On that note: Can you provide me with an example of a full cgroup name for a process running inside docker (as seen by the host)?
I am running the
getting-started
image that I got from the tutorial on docker's website. Here's the cgroup output as seen by the host:12:rdma:/docker/ff90ed5efd657539ce42198e0d61661d62f2a5d8de9439e2aeb046fb1ef4e0af 11:pids:/docker/ff90ed5efd657539ce42198e0d61661d62f2a5d8de9439e2aeb046fb1ef4e0af 10:blkio:/docker/ff90ed5efd657539ce42198e0d61661d62f2a5d8de9439e2aeb046fb1ef4e0af 9:memory:/docker/ff90ed5efd657539ce42198e0d61661d62f2a5d8de9439e2aeb046fb1ef4e0af 8:perf_event:/docker/ff90ed5efd657539ce42198e0d61661d62f2a5d8de9439e2aeb046fb1ef4e0af 7:cpuset:/docker/ff90ed5efd657539ce42198e0d61661d62f2a5d8de9439e2aeb046fb1ef4e0af 6:hugetlb:/docker/ff90ed5efd657539ce42198e0d61661d62f2a5d8de9439e2aeb046fb1ef4e0af 5:devices:/docker/ff90ed5efd657539ce42198e0d61661d62f2a5d8de9439e2aeb046fb1ef4e0af 4:freezer:/docker/ff90ed5efd657539ce42198e0d61661d62f2a5d8de9439e2aeb046fb1ef4e0af 3:cpu,cpuacct:/docker/ff90ed5efd657539ce42198e0d61661d62f2a5d8de9439e2aeb046fb1ef4e0af 2:net_cls,net_prio:/docker/ff90ed5efd657539ce42198e0d61661d62f2a5d8de9439e2aeb046fb1ef4e0af 1:name=systemd:/docker/ff90ed5efd657539ce42198e0d61661d62f2a5d8de9439e2aeb046fb1ef4e0af 0::/docker/ff90ed5efd657539ce42198e0d61661d62f2a5d8de9439e2aeb046fb1ef4e0af
The
ff90ed5efd65
part is the container id.
Okay, seems easy enough … Background for the question is the mentioned implementation in linux/CGroupUtils.c
.
Is there any indication of the docker container that is worth to be kept when shortening?

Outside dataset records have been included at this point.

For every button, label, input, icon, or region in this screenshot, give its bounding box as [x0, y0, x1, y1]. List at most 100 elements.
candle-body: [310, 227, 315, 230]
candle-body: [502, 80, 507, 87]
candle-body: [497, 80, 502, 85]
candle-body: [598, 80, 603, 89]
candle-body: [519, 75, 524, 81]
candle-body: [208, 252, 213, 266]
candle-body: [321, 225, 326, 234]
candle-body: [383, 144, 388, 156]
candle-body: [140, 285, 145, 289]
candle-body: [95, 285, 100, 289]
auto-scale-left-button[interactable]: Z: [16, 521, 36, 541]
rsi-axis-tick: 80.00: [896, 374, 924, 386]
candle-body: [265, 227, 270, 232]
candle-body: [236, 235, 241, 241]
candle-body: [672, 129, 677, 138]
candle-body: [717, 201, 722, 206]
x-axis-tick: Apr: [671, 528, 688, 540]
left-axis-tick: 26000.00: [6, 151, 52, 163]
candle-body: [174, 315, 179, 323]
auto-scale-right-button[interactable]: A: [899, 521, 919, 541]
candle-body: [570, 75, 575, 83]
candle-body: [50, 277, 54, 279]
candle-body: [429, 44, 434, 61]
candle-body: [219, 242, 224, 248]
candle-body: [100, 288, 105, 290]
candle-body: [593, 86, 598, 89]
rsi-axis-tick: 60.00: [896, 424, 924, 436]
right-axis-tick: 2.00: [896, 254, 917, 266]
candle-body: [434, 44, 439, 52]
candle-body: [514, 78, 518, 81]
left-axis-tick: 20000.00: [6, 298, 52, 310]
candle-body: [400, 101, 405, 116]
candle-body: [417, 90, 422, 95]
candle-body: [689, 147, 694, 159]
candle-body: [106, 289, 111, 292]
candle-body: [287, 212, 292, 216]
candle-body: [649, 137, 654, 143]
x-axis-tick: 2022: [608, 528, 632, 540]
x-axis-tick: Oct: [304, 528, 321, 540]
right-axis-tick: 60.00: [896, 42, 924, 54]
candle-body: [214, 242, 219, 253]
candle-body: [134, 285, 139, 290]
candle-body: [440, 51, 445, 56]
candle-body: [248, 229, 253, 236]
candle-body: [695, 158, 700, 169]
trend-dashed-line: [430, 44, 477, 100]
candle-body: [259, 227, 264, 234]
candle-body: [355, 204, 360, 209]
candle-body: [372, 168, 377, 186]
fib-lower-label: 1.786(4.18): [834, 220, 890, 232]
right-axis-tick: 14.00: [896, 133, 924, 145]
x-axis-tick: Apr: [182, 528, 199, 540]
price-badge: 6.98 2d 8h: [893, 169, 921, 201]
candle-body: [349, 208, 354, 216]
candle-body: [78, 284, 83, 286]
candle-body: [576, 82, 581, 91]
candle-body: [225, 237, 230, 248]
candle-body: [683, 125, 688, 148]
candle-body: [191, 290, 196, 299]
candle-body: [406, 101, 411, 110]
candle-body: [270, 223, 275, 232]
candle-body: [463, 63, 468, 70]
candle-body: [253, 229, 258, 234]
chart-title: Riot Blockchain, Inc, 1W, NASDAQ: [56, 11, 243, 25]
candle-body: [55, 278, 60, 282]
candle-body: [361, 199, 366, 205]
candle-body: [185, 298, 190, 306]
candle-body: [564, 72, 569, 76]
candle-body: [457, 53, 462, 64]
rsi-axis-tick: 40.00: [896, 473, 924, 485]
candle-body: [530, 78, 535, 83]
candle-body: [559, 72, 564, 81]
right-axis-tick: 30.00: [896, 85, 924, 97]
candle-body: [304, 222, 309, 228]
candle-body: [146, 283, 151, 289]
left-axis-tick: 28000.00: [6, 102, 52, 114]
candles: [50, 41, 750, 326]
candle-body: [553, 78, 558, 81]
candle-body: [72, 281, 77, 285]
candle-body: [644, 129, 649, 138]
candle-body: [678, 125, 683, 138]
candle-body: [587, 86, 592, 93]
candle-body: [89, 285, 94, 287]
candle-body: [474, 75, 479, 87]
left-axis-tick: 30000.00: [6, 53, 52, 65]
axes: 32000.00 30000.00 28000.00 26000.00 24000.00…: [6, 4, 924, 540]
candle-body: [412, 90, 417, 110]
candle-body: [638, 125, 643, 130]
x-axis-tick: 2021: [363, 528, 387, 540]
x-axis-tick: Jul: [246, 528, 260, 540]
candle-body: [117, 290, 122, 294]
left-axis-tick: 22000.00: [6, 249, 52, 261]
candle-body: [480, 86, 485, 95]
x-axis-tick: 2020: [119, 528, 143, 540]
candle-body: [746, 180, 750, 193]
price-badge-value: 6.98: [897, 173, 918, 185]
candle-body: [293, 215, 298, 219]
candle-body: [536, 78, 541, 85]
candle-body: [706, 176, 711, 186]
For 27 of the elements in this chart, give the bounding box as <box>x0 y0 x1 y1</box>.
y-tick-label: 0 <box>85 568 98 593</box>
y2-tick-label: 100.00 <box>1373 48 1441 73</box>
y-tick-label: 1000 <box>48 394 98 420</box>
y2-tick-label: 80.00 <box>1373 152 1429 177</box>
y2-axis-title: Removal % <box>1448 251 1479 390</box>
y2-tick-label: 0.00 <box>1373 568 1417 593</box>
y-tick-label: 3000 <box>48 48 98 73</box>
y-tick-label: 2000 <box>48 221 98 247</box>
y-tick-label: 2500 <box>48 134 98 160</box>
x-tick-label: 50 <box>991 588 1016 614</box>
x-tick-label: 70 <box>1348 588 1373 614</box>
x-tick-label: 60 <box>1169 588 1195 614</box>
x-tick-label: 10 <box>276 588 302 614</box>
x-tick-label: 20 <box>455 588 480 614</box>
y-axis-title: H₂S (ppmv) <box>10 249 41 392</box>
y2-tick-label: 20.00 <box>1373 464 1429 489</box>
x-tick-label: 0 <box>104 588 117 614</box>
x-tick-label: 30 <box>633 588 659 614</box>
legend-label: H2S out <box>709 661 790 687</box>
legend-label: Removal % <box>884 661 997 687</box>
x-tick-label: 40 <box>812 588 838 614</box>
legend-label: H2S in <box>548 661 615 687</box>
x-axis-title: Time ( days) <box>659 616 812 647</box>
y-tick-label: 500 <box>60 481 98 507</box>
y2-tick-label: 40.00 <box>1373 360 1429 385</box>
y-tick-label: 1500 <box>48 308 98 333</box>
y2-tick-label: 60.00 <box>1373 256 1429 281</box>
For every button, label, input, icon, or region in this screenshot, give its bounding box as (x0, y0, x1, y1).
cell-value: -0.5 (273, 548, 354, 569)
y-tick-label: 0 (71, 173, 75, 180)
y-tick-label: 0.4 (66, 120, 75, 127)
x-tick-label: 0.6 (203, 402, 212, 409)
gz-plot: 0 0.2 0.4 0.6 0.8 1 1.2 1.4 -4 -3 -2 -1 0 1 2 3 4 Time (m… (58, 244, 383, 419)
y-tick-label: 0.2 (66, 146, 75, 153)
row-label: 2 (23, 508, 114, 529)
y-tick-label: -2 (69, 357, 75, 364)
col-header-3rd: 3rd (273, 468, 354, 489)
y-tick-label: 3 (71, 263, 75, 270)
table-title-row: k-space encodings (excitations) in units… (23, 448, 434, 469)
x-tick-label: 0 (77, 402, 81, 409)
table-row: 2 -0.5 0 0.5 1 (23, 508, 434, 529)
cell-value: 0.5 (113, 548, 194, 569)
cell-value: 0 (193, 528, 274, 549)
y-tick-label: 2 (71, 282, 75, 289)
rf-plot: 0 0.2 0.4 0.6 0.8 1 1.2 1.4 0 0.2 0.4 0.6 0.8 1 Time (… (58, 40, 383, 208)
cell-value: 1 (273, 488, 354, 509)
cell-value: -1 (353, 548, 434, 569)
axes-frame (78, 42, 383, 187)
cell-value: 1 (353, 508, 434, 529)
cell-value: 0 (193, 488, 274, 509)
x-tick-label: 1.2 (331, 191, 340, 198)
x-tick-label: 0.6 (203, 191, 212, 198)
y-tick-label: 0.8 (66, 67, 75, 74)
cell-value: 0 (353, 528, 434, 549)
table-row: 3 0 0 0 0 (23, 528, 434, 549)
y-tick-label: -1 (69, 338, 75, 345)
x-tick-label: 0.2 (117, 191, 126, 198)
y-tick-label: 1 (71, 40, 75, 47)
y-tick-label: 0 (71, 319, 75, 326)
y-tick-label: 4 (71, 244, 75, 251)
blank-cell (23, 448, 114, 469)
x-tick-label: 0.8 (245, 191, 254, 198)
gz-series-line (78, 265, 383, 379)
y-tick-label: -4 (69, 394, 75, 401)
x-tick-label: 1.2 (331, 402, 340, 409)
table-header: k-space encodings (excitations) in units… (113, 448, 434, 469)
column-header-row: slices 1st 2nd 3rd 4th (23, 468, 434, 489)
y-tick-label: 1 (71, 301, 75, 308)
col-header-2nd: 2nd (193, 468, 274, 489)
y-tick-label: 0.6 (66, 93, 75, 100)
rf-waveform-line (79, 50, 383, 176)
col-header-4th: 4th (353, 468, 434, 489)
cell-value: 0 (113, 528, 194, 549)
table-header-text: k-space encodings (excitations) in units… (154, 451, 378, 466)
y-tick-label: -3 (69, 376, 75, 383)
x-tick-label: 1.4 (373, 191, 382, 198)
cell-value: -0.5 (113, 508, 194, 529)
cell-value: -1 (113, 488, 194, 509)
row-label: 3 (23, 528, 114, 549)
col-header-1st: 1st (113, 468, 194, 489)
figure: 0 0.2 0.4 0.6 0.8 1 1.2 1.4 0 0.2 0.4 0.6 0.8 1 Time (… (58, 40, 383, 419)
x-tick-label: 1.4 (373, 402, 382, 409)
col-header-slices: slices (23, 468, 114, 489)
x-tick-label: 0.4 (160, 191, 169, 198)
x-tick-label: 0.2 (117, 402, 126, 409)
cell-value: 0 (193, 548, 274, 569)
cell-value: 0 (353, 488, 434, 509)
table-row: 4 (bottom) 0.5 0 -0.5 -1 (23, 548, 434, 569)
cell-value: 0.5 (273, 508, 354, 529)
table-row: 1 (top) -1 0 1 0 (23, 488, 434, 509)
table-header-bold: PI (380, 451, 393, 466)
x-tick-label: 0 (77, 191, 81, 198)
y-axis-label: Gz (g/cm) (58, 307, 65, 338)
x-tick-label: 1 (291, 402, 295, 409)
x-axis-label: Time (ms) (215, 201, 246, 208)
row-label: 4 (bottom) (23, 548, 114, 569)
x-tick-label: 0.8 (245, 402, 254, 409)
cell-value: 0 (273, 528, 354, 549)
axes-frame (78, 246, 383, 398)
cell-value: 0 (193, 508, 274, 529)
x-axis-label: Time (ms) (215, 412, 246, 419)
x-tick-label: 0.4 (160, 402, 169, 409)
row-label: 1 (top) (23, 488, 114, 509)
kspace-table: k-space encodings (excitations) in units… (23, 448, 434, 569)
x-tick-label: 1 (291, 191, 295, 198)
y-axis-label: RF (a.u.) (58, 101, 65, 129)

I am sorry, I haven't really understood the question. I don't think the cgroup name can be shortened, since the
/docker/
part gives us the container application's name and the rest gives us the container id.
Based on your above answer I deduced, keeping (part of) the container ID (similar to what git does for commit hashes) should be worthwhile.
Thus the CCGROUP
column (shortened version of CGROUP
may read /[D:ff90ed5e]/foo
for this container.
Based on your above answer I deduced, keeping (part of) the container ID (similar to what git does for commit hashes) should be worthwhile.
Oh right, I didn't think of that. Currently, htop doesn't shorten the /docker/
name in CCGROUP
. I think I will submit a PR that does that.
Based on the CCGROUP
filtering (in CGroupUtils.c
) it should be easy to build the Linux version of the CONTAINER
column (just drop every label that's not a container indicator). For all the *BSDs that support jails a first version using J:<jailname>
should suffice.
If you want to take this up, this would be a different PR though.
If you want to take this up, this would be a different PR though.
Yeah, I would like to take this up since this is somewhat related to containers as well.